# JUST PURCHASED EPSON 1400 new



## CNRS Enterprises (Oct 21, 2007)

Hello Fellow forum members
I just purchased a new printer ,i purchased the Epson Stylus 1400 i print photographs,and i want to print photo transfers too. i got it from ITSupply online (free shipping) with a $ 50 Rebate from Epson Final cost will be $279 after Rebate, Rebate is good to 12/31/07 
my question is the magic flow cis system that Alpha Supply sells,has any one used it for the 1400? I bought the 1400, for the advantage of doing 11x17 Transfers & 13 x19 prints, Alpha says they have developed inks that will work for transfers too,what is the story here?

Den 
CNRS Enterprises
Sanborn N.Y.


----------



## badalou (Mar 19, 2006)

I can't answer for the magic flow as I never had it. The large format is good and if they have the right ink then you should be ok.


----------



## rrc62 (Jun 2, 2007)

I think that's the system I have on my 1400, with Artanium ink. It consists of 6 bags, ink lines and heads. It woks fine. It has never clogged and I leave shut off for two weeks at a time sometimes.


----------



## CNRS Enterprises (Oct 21, 2007)

Hello Lou & Ross
Thanks for the Re, i appreciate it i feel better now, about my purchasing it ,as a matter of fact it came today less than 24 hours from when i purchased it great shipping from this supplier IT Supply, since im in Western N.Y. and their in Illonois.

Thanks again
Den 
CNRS Enterprises
Sanborn N.Y. on Top of The Niagara Escarpment


----------



## charles95405 (Feb 1, 2007)

I use a 1400 with CIS and artainium ink But remember the ink that comes with the 1400 is NOT pigmented ink...it is the new Claris inks and I am told not suited for transfers


----------



## surprisehobby (Jan 8, 2008)

hello im from manila philippines until now im still undecided what printer to buy. i hav a lot of relatives in the states, one of which is coming home this march. was wondering if epson 1400 is american version of 1390? i guess not cuz the inks are diffrent. but my preference is with epson 1390. it doesnt have that model in manila yet although they have it online at Epson Philippines but as i google it i cant find the equivalent model it has in america. wud really appreciate if some1 helps. THANKS!


----------



## moniber (Feb 28, 2008)

Is this a good printer for film output as well or just color reproduction and photo reprints. I am looking for a better printer to do film output


----------



## ashamutt (Feb 22, 2008)

CNRS Enterprises said:


> Hello Lou & Ross
> Thanks for the Re, i appreciate it i feel better now, about my purchasing it ,as a matter of fact it came today less than 24 hours from when i purchased it great shipping from this supplier IT Supply, since im in Western N.Y. and their in Illonois.
> 
> Thanks again
> ...


 

I am thinking of purchasing the 1400 too!
I would like to ask...

Do you still like this printer??

How are the heat transfer inks working out for you?

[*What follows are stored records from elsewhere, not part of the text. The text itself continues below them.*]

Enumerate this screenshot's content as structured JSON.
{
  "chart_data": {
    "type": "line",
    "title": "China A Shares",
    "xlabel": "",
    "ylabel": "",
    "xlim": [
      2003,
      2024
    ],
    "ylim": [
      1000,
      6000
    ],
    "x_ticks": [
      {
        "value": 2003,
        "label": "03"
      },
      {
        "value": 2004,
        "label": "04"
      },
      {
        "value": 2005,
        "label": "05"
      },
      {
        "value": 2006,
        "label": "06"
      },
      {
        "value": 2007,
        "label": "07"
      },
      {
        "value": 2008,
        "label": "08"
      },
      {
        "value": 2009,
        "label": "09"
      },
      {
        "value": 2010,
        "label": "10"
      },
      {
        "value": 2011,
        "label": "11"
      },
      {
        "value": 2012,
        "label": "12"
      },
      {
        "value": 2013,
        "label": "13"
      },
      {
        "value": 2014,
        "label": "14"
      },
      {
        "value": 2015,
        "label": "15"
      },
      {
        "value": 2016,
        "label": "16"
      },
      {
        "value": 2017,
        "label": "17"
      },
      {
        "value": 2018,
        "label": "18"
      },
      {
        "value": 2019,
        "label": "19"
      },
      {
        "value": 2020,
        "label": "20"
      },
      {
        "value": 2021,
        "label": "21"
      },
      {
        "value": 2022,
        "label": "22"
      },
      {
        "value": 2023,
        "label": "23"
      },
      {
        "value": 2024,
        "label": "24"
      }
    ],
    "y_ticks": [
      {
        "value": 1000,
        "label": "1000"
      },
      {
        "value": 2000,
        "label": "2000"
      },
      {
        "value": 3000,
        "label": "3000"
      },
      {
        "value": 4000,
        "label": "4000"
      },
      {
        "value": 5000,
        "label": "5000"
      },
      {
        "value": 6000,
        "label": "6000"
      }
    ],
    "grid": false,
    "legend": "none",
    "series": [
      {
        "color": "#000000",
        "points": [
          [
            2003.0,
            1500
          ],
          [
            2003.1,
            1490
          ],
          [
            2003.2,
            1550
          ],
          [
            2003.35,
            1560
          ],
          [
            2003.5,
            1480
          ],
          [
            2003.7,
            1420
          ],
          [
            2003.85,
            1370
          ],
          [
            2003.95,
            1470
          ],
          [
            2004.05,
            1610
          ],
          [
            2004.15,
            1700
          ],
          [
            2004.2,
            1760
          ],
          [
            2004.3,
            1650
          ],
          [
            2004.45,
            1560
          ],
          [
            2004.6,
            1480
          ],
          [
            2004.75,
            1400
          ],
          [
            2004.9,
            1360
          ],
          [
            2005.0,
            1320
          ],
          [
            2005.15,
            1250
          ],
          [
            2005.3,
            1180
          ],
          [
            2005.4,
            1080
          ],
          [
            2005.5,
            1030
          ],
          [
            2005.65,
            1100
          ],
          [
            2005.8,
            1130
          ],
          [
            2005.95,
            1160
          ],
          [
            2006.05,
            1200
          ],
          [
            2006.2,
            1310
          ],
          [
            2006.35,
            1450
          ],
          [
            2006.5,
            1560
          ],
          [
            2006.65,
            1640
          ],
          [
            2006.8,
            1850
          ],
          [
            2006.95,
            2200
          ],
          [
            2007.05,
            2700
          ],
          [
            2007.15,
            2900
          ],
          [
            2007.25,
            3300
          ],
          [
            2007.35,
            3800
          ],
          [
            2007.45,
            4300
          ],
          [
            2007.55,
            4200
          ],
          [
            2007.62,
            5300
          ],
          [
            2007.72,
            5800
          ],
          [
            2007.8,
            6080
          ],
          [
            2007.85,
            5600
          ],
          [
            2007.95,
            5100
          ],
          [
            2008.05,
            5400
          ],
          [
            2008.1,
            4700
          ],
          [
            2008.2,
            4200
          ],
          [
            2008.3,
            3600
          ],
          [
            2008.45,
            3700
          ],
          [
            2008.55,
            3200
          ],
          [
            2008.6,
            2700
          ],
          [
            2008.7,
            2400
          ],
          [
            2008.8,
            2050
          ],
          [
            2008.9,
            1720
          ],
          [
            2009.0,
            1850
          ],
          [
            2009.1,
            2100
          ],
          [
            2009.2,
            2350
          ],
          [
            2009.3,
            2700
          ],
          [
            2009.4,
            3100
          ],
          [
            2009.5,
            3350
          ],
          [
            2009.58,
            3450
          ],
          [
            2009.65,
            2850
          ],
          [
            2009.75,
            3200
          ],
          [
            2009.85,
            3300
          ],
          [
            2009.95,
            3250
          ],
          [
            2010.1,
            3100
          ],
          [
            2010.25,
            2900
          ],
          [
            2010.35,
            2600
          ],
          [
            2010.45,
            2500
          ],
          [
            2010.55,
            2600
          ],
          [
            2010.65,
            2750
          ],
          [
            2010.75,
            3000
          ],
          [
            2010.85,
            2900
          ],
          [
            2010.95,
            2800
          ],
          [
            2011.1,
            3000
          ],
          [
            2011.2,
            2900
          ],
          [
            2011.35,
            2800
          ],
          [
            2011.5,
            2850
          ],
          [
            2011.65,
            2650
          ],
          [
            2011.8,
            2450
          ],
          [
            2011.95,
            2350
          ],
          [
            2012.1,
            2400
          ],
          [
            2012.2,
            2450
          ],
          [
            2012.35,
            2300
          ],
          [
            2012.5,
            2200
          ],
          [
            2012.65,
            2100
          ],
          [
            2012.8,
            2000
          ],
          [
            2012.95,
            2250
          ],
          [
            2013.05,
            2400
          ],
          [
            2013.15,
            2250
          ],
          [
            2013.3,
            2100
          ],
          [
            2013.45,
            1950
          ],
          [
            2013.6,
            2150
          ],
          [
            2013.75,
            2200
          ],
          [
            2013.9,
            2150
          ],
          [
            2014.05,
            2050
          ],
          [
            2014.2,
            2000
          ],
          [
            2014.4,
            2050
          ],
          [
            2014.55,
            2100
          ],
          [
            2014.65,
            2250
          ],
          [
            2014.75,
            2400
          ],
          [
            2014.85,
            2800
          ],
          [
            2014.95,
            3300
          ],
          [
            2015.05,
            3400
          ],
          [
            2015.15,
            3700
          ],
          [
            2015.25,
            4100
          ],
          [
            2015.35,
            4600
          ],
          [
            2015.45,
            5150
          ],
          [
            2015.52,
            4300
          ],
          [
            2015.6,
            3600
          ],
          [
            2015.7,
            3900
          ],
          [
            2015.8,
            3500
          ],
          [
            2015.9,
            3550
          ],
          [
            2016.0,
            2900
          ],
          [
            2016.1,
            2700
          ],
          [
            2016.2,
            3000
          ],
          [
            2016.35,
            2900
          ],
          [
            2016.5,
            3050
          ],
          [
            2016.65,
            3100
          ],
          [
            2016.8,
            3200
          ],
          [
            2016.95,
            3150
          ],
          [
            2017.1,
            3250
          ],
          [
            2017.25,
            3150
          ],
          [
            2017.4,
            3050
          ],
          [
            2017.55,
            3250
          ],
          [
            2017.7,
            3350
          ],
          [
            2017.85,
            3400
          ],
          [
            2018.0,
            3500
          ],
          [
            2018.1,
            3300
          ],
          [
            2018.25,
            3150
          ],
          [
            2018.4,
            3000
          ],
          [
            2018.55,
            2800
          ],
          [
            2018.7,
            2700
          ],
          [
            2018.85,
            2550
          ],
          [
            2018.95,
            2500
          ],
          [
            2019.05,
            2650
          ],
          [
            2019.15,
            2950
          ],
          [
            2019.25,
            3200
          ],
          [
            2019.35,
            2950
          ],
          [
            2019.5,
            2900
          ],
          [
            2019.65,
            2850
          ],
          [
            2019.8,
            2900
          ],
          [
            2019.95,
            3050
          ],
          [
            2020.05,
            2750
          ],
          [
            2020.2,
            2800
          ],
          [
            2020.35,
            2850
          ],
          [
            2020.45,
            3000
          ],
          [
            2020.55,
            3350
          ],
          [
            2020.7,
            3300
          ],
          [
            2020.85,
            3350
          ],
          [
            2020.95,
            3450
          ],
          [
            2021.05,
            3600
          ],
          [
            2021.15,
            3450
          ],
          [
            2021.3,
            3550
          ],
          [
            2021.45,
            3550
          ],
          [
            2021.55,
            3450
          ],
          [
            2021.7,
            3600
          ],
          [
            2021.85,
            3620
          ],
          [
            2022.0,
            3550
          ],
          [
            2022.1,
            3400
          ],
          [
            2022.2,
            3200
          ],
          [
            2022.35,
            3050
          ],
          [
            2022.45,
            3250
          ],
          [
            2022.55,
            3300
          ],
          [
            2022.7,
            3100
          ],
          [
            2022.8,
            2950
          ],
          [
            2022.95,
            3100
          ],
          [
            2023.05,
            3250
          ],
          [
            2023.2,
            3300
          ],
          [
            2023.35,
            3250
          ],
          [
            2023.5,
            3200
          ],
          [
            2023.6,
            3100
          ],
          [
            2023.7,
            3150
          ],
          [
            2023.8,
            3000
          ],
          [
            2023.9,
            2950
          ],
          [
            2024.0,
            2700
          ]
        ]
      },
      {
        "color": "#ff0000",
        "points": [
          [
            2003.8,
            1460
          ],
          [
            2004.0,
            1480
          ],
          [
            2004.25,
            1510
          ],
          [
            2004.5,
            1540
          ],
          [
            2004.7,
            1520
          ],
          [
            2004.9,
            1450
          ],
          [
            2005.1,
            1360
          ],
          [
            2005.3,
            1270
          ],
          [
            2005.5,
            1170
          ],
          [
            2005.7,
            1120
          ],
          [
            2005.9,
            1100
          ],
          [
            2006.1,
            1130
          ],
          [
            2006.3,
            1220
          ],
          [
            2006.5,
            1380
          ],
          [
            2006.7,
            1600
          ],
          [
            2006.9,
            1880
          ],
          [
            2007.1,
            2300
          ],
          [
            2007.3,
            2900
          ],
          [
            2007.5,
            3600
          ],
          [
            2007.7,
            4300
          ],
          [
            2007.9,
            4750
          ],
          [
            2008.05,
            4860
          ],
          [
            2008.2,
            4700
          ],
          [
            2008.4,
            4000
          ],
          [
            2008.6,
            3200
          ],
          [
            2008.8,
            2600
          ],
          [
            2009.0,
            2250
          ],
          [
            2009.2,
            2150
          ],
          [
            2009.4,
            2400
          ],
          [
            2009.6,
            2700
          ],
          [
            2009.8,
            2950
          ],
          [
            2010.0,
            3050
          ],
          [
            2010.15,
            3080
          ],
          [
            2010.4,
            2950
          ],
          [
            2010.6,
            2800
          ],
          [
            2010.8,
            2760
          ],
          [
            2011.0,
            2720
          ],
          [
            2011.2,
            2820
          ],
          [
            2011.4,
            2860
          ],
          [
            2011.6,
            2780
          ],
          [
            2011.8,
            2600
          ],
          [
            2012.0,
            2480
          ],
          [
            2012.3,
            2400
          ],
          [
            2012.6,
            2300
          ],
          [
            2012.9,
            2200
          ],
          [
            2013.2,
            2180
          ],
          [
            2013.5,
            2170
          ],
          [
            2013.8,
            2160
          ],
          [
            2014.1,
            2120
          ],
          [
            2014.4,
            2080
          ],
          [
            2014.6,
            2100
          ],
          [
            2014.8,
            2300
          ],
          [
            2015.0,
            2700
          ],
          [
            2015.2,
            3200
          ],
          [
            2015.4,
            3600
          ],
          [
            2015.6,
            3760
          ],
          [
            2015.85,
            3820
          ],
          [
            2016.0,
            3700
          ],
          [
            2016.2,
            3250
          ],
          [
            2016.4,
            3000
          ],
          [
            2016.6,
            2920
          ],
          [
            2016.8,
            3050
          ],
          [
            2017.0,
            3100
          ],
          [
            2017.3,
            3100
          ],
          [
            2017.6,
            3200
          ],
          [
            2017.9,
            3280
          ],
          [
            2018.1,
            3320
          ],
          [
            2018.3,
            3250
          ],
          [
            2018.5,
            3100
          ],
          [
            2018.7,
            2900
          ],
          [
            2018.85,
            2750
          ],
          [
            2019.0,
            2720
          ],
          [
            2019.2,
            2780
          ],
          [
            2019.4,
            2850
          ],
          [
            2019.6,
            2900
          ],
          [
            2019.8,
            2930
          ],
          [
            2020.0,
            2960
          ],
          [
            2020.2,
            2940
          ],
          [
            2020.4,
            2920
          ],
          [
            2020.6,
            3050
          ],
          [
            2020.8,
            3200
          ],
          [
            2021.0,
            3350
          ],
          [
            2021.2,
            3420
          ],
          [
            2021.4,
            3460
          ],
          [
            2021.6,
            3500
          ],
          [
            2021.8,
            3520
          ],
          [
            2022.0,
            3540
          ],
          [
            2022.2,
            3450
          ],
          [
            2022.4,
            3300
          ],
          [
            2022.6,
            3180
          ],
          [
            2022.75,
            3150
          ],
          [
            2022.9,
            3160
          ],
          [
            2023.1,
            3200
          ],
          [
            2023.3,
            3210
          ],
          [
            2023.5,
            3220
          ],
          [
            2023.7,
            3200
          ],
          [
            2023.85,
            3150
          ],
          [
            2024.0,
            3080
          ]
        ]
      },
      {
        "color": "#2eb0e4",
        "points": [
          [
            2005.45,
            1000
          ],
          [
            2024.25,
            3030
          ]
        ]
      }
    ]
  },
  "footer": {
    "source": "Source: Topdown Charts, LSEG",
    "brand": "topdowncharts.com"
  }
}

Do you use carts or a CIS?

What "brand" HT inks are you using?


----------



## shaka (Oct 11, 2008)

can you tell me how youre doing with the 1400 and alpha? I plan to do the same. help. thanx. ken


----------



## shaka (Oct 11, 2008)

where do you get this artanium ink?


----------



## MYDAMIT (Jan 14, 2007)

i have 1400 printer i use ciss system came from the phillippines (teestudio.net) and i use black & yellow heat transfer ink and cyan,lcyan,magenta and light magenta are all dye base ink from inksupply. It's work fine. i use them in jetpro,transjet, and blue grid with no problem.


----------



## trigerband (May 15, 2011)

surprisehobby said:


> hello im from manila philippines until now im still undecided what printer to buy. i hav a lot of relatives in the states, one of which is coming home this march. was wondering if epson 1400 is american version of 1390? i guess not cuz the inks are diffrent. but my preference is with epson 1390. it doesnt have that model in manila yet although they have it online at Epson Philippines but as i google it i cant find the equivalent model it has in america. wud really appreciate if some1 helps. THANKS!


hello..i got problem with that too. Have you got your 1390? How it's going? i am bit confuse with 1390 and 1400 version, are they the same? thanks


----------



## MYDAMIT (Jan 14, 2007)

i think they are both same style but different region, if you gonna put ciss you need to use different chip to. By the way if you want to use in shirt printing i recommend the 1100 its more prone to clogging but if you gonna use in photography 1400 is much better.


----------